J.-P. S : Pour un Français, ce que vous dites de la phénoménologie et du roman évoque Sartre. Il ne vous a jamais beaucoup retenu…
M. K. : Je n’ai jamais adhéré vraiment à ses romans. Paradoxalement, je le crois plus romancier et plus génial dans l’Etre et le Néant que dans ses romans. Ce n’est pas Broch qui, lui, avait su assimiler la phénoménologie, sans rien perdre de ses capacités romanesques.
J.-P. S : En 1960 à Prague, vous avez publié un Art du roman. Vous y abordiez ces problèmes ?
M. K. : Pour l’essentiel, ce livre était consacré à Madidav Vancura, un écrivain de l’entre-deux guerres que j’adore. Il a été fusillé par les Allemands. C’était un prosateur de génie, mais, hélas, pratiquement intraduisible, cause de sa langue expérimentale. Une langue dans laquelle, pourrait-on dire, il s’est noyé. Il est pour moi une référence majeure, mais totalement incommunicable à qui n’est pas tchèque.
J.-P. S : Intraduisible, dites-vous. Une dernière question : qui pourrait-on, devrait-on traduire ?
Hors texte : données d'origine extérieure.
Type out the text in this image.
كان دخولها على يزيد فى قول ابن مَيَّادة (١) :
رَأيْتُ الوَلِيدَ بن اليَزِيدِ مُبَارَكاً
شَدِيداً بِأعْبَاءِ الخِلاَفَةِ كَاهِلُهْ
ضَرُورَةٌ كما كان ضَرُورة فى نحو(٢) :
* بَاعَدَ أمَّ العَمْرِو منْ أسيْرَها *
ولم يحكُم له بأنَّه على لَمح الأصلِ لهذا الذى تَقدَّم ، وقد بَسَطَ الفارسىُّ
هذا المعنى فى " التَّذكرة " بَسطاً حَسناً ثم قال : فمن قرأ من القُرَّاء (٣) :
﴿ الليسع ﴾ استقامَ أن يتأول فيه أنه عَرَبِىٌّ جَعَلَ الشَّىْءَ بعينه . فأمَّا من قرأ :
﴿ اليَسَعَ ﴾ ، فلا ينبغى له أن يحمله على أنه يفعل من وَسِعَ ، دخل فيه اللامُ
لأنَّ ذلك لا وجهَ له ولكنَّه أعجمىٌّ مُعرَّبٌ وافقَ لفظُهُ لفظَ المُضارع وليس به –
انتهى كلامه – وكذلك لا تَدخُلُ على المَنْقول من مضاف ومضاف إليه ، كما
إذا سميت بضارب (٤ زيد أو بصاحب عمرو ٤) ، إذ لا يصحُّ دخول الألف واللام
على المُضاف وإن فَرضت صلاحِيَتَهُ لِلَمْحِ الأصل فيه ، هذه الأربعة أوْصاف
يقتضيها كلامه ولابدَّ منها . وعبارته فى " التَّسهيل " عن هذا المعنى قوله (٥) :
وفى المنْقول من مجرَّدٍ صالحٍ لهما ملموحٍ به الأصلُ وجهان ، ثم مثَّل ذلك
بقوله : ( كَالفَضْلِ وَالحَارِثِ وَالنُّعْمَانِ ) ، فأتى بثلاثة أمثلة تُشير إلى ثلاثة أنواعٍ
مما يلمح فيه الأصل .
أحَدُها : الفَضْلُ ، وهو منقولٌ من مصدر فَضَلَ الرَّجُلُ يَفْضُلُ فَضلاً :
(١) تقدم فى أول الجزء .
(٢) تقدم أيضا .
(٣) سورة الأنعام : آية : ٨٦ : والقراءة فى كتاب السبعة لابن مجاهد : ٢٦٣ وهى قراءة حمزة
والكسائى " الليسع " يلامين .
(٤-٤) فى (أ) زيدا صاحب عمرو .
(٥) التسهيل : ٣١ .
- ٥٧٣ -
M. K. : Je ne vous citerai qu’un seul nom : Klima. D’autant qu’il est déjà très bien traduit par Erica Abrams. Il n’y a plus qu’à le publier. C’est un contemporain de Kafka, un philosophe absolument inclassable, d’une originalité presque insupportable. Le grand excentrique de la philosophie. Il faut lui refaire toute sa place dans la pensée européenne.